# DD-WRT/OpenWRT flashing



## roast (Feb 13, 2011)

Hey guys/gals.

It would probably be better if I asked elsewhere, but I wanted to ask here first for some unbiased explanations.

I have a nice TP-Link router which is supported by OpenWRT and DD-WRT.
I'm tempted to flash it, but I just wanted to check beforehand, is it possible to re-flash to the stock TP-Link firmware after I flash it to OpenWRT/DD-WRT? Just in case it ever needs to be returned for warranty purposes.

Cheers,
Mick.


----------



## Polaris573 (Feb 13, 2011)

Yes as long as you have a copy of the TP-Link firmware.


----------



## jsfitz54 (Feb 13, 2011)

What happens when it dies with the DD-WRT installed on it?


----------



## roast (Feb 13, 2011)

Polaris573 said:


> Yes as long as you have a copy of the TP-Link firmware.



Cheers Polaris. Will one of the updates from TP-Links website do, or is there a way to extract the firmware from the routers ROM?




jsfitz54 said:


> What happens when it dies with the DD-WRT installed on it?


No idea. I have a bad feeling that TP-Link probably would regard the warranty as being void.


----------



## Polaris573 (Feb 13, 2011)

jsfitz54 said:


> What happens when it dies with the DD-WRT installed on it?



That's the risk you take.  DD-WRT has instructions for recovering your router from a bad flash.  If you can't recover from the bad flash then don't be a dick and just absorb your losses.  If it dies because of hardware failure than return it anyway; the firmware probably didn't kill it.  



roast said:


> Cheers Polaris. Will one of the updates from TP-Links website do, or is there a way to extract the firmware from the routers ROM?
> 
> 
> 
> No idea. I have a bad feeling that TP-Link probably would regard the warranty as being void.

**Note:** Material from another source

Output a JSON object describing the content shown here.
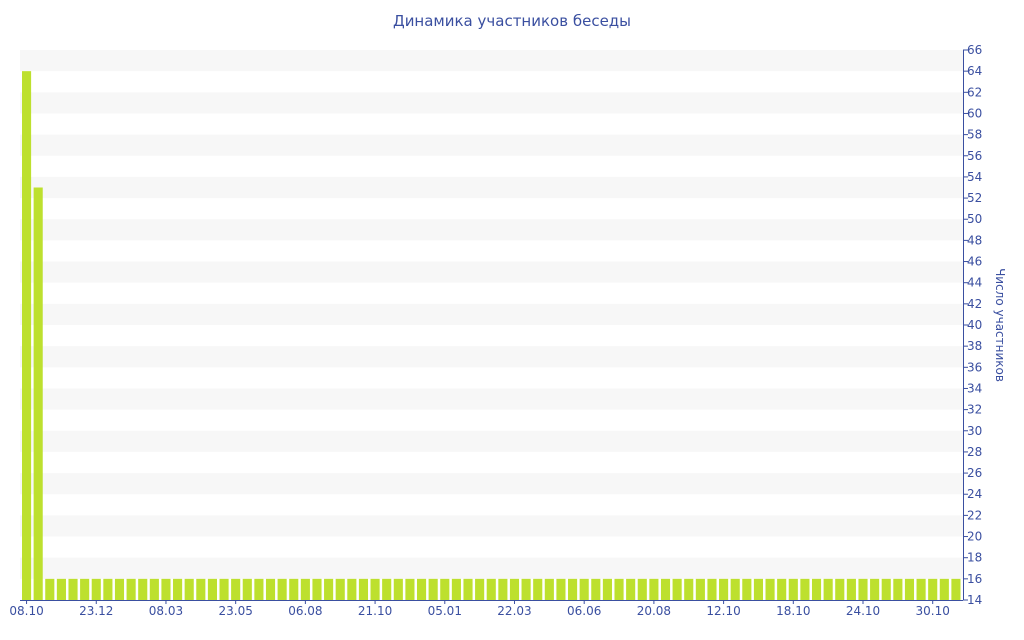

I can't speak from experience with your brand, but I used one of the firmwares from the linksys website to roll back my router.  I did it just for the experience though and quickly put DD-WRT back on it (Linksys firmware sucks).


----------



## timta2 (Feb 13, 2011)

Yeah, I've flashed a lot of routers over the years without as much as one problem. As long as you make sure you have the correct version of the firmware (for your model, etc) you have little to worry about. It's the people who don't follow the instructions and use incorrect version of firmware that end up with the problems. 

And hell, routers are so cheap these days compared to when I bought my first one (BEFSR41 @ $200+ USD), that it isn't that big of a deal if you have to buy a replacement.


----------



## Trigger911 (Feb 13, 2011)

to add most of these routers have a init boot that will load a tftp server in case you have a bad flash (not flashed fully or corrupt nvram) that will allow you to use 3rd party or original firmware to reflash it. I have saved many of dead routers that way ... also learning how to use jtag tools help too if you seem to mess it up real bad I have done that also.


----------